There are a couple of instances in the movie pointing out some other practical issues facing people with physical disabilities as well as societal stigma and myth-making. When Armando’s mother first becomes aware that he is seeing Mia, she is inclined to discourage the budding romance not only because she favors Rosa, but because she may well believe some misconceptions about women in wheelchairs. She articulates a few, along the lines of “she can’t make Armando happy”, and (what if) “she can’t have children”.
After having done some Santeria to try to bring Armando and Rosa closer, Armando’s mother eventually changes course and tells Mia the reason for the change of heart is, “I’ve seen the way he looks at you”.
After the accident, Mia’s parents try to get her to move back to the family home, on the grounds they could “have it totally renovated” for wheelchair access (presumably they have unlimited finances). But, cherishing her independence, she wants to return to life in her own apartment.

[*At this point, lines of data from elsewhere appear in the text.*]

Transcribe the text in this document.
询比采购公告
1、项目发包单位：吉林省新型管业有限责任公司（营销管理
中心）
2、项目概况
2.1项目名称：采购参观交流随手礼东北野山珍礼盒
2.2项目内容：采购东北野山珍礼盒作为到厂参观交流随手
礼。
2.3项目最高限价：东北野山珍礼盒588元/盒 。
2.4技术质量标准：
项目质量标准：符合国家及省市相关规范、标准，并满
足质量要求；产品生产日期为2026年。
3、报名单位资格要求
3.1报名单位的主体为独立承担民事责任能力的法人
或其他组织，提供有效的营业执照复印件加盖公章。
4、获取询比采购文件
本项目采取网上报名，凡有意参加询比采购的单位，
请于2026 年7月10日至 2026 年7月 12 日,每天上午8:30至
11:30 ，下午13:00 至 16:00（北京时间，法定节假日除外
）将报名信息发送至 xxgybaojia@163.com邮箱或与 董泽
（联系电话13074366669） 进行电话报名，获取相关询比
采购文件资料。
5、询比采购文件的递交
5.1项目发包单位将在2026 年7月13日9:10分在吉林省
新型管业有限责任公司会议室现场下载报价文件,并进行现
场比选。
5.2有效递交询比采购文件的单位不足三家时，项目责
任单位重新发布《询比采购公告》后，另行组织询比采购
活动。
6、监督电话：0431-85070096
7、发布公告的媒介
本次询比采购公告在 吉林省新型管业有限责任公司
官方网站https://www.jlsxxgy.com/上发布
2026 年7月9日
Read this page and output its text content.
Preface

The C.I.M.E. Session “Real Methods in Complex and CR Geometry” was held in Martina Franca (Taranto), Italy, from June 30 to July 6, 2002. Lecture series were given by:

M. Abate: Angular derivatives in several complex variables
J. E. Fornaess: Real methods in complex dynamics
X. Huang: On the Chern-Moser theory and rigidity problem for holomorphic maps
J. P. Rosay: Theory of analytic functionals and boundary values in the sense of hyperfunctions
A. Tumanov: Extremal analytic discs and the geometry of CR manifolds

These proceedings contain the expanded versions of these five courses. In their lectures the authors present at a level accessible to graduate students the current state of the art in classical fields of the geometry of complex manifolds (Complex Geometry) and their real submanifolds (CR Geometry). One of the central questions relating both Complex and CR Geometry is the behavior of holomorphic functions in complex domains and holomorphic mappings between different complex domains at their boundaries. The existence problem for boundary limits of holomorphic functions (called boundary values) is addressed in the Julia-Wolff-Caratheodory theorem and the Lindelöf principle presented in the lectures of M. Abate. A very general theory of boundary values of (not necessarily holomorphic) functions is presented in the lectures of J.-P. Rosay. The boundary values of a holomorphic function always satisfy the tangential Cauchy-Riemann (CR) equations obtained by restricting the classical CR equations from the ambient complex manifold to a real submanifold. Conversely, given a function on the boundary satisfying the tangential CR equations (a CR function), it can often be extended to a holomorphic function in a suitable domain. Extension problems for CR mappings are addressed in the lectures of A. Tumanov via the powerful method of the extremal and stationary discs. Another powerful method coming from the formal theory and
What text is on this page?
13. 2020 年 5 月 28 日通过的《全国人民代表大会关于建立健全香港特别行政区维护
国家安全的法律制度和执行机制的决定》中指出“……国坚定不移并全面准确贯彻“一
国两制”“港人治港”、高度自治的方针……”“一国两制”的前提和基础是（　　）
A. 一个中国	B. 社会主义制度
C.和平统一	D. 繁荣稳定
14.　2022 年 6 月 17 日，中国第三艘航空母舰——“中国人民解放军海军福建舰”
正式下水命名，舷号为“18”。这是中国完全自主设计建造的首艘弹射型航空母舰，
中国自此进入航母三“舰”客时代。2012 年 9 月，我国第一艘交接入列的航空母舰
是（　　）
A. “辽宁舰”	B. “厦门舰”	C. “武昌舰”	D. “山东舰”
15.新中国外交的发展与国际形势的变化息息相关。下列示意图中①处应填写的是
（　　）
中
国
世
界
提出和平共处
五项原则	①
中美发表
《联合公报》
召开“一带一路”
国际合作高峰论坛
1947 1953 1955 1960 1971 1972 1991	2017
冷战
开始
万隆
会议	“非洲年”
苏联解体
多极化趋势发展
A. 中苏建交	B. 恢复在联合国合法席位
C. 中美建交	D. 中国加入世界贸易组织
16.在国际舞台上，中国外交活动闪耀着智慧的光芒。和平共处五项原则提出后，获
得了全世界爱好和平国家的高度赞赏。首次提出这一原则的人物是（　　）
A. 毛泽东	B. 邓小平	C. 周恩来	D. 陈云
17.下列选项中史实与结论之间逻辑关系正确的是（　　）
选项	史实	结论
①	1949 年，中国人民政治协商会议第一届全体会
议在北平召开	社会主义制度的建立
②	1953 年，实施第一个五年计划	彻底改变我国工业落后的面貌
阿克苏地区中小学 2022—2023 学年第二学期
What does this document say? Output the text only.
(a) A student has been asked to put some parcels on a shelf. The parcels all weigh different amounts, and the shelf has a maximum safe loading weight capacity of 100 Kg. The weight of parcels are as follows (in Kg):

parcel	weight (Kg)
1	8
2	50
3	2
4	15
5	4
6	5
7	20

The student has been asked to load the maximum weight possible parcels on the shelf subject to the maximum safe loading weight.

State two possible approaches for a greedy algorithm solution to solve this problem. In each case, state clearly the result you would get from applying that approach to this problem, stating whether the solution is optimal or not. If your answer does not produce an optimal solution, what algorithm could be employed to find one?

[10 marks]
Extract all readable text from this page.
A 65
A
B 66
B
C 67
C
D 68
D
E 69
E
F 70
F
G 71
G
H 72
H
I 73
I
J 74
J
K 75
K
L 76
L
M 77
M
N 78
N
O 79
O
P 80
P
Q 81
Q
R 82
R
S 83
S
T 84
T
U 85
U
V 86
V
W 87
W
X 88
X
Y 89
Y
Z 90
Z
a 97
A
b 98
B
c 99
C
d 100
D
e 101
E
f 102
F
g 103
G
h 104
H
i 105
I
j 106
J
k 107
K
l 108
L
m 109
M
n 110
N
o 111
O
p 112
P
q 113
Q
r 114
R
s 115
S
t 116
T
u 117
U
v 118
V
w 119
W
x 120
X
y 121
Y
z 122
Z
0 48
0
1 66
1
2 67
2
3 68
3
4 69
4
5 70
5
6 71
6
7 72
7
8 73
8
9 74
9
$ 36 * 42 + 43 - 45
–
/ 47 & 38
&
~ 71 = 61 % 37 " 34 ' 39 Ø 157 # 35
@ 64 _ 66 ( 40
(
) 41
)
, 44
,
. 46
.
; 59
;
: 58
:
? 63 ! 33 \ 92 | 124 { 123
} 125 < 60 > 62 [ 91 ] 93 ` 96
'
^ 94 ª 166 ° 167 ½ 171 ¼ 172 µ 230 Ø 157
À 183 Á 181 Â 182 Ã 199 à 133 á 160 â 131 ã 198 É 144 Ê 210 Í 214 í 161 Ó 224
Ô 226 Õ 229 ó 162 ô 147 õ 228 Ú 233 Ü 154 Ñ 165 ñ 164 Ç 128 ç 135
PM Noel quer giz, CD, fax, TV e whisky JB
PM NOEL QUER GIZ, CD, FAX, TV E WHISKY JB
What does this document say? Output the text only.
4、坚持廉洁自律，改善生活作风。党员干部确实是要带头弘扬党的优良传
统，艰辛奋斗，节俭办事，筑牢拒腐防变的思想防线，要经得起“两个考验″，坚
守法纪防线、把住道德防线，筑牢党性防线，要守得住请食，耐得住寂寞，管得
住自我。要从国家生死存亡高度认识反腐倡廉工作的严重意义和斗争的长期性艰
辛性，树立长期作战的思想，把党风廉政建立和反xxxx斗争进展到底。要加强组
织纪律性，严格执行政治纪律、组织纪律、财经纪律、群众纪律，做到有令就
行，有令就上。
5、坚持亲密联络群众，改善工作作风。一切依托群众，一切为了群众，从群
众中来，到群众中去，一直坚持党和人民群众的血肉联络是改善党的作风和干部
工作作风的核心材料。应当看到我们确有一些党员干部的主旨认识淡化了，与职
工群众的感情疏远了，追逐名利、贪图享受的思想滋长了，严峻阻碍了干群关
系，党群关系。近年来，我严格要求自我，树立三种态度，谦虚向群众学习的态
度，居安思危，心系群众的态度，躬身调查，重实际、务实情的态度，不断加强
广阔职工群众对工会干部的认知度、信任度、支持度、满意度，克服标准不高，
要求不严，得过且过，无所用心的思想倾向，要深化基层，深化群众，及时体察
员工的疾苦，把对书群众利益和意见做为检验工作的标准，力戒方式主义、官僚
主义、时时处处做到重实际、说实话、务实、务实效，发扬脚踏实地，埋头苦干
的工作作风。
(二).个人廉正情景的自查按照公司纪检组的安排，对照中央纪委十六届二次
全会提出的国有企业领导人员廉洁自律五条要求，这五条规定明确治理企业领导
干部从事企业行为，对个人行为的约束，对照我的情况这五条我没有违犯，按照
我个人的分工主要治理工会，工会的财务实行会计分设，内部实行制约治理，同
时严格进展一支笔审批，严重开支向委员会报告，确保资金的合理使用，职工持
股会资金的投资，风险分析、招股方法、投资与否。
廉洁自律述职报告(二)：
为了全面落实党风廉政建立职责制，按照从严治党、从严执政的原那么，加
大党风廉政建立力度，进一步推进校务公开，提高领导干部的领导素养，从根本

She and Armando return there for a visit: while Armando is willing and able to carry her up multiple flights of stairs to get there, Mia realizes that she cannot live there again: “the cabinets are all too high”, and a number of other things are wheelchair-unfriendly. The goth girl gets stares and questions about her wheelchair from curious children. Wheelchair ballroom dancing, as it turns out, requires an able-bodied partner for each person in a wheelchair, and as one of the participants in Armando’s clandestine class in the hospital said, referring to the isolated and institutionalized character of their lives at that time” where are we going to get one of those?” Armando’s traditional extended Latino family comes to the rescue, and helps bring about some comic relief, as well as a happy ending for all but perhaps the goth girl with the vanity wheelchair.